Greek Cypriot American independent journalist

Elena Maroulleti is a Greek Cypriot American independent journalist/reporter and founder of AKTINA FM, the second Internet radio streaming online to emerge in the world and of AKTINA TV, the first English language Greek American TV show established in New York. She is the founder and President of the New York-based non-profit and tax-exempt cultural organizations, AKTINA Productions, Inc., and CYPRECO of America, Inc.

==Education==
Maroulleti comes from the town Varosha of the coastal city of Famagusta, Cyprus. She studied at the London College of Secretaries and later at the Fashion Institute of Technology in New York through a scholarship from her employer American Broadcasting Company (ABC).

==Career==
Maroulleti worked at Teachers Insurance and Annuity Association in the Annuity Department and at ABC in the Personnel Department and the News Department. She has produced for AKTINA TV over 100 mini documentaries and stories on the cultures, history and ancient sites of Cyprus and Greece and about the Greek American and Greek Cypriot American community.

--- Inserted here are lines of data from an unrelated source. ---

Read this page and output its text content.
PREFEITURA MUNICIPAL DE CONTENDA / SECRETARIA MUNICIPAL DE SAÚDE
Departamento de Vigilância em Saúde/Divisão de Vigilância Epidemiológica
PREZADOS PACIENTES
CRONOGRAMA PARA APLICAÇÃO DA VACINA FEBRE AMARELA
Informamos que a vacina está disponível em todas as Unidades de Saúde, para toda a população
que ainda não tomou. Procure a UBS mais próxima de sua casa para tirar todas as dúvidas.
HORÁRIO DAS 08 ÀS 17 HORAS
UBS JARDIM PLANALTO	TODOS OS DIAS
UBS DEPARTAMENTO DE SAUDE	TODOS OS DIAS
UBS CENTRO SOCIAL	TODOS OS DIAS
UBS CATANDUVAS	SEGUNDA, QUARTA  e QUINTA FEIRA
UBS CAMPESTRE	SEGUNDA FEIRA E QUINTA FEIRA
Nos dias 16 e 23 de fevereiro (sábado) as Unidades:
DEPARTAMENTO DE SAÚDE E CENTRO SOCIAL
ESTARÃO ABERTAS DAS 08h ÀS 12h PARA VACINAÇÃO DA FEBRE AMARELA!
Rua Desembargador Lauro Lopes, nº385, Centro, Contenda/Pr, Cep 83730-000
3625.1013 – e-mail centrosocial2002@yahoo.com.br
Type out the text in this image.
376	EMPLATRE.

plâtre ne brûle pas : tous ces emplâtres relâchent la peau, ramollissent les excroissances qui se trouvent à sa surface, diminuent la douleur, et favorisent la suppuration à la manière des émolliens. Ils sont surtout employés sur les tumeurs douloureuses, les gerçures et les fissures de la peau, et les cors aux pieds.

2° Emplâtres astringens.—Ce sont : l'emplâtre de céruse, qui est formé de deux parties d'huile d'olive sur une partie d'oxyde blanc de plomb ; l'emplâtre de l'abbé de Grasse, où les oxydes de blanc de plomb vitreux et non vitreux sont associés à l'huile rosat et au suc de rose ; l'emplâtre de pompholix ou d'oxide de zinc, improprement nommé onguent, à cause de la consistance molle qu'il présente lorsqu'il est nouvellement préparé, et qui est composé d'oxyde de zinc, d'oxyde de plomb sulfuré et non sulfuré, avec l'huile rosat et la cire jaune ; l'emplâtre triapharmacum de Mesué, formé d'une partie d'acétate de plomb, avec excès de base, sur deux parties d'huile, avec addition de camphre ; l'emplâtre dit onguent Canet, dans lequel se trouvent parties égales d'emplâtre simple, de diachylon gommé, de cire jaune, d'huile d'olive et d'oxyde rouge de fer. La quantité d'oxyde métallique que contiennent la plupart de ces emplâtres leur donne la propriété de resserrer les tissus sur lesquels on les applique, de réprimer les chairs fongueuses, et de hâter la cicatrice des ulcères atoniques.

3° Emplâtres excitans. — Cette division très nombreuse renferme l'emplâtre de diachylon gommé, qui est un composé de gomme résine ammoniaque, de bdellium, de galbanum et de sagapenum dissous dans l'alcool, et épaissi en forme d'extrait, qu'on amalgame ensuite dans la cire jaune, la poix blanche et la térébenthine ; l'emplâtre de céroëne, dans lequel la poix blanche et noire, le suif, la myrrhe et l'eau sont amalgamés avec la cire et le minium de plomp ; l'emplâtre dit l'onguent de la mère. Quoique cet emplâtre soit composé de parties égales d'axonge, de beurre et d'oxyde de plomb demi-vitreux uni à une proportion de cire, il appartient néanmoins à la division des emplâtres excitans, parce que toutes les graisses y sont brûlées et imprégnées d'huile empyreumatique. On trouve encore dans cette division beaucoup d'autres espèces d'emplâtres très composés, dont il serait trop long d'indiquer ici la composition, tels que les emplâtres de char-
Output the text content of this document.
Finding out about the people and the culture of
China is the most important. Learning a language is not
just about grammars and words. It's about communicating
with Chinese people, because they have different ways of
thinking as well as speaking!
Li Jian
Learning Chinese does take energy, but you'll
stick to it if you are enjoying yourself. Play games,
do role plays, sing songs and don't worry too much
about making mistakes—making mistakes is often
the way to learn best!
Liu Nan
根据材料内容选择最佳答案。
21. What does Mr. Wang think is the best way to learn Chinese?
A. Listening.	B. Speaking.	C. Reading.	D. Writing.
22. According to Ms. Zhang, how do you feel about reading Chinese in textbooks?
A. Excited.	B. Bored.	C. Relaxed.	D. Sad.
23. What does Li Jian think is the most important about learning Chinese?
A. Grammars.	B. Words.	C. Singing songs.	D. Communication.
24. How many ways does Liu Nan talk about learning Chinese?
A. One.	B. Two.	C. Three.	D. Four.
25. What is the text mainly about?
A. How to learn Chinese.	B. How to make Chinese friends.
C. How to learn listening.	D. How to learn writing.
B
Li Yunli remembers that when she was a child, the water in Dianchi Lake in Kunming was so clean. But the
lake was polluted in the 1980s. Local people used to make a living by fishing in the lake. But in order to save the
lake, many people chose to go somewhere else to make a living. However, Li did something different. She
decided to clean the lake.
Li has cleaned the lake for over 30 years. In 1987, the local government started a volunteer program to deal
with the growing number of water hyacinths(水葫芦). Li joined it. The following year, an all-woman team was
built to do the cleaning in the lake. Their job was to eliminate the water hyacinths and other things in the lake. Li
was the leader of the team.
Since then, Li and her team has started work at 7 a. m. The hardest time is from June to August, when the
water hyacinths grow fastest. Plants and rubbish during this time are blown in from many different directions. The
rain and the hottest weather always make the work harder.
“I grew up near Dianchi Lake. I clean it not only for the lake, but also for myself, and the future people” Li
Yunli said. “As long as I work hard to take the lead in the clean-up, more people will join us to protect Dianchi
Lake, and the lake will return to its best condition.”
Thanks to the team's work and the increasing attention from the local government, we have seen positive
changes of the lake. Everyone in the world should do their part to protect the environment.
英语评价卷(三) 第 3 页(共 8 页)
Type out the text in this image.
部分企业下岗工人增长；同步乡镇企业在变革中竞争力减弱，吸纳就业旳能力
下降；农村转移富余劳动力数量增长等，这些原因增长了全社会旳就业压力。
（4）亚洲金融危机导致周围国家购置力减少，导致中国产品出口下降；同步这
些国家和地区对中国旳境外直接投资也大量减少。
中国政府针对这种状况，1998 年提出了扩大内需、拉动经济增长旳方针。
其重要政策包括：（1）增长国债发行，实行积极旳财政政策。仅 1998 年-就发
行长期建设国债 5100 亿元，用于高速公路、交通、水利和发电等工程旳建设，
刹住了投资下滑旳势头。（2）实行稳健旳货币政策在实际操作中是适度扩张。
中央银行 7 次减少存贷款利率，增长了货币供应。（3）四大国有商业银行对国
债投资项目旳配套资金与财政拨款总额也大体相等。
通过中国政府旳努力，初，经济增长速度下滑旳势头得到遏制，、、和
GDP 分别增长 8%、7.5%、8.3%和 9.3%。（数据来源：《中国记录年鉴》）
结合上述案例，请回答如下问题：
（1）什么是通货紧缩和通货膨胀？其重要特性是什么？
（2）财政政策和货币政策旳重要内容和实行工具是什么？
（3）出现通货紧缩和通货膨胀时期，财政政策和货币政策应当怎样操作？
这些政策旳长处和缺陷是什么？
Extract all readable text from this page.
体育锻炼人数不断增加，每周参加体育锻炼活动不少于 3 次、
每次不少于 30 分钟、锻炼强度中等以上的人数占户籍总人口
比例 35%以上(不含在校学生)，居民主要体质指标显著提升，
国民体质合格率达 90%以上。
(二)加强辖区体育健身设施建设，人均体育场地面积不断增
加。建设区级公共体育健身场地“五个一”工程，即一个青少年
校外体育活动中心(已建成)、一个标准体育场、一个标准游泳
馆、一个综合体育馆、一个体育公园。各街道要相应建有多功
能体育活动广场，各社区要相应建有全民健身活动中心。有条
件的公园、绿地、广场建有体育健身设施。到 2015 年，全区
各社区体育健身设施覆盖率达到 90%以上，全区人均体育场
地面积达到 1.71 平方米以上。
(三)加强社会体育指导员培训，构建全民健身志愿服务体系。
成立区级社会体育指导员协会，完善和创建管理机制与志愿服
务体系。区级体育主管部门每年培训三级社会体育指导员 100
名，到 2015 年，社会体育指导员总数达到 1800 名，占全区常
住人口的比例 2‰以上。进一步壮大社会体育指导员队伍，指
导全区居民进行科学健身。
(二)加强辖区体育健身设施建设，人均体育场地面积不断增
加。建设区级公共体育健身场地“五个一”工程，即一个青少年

In 1993, she founded and established AKTINA FM, the first Greek American radio outlet to introduce online streaming and the second online Internet Radio to emerge in the world.

In 2002, she founded and established AKTINA TV, the first and only English-language Greek American Television program available in New York on a local channel (WNYE Channel 25).

In October 2023, Maroulleti was honored as “Personality of the Year” by the international magazine Yessiey at the Yessiey Award 2023” which celebrated women “Innovators and Change-Makers.”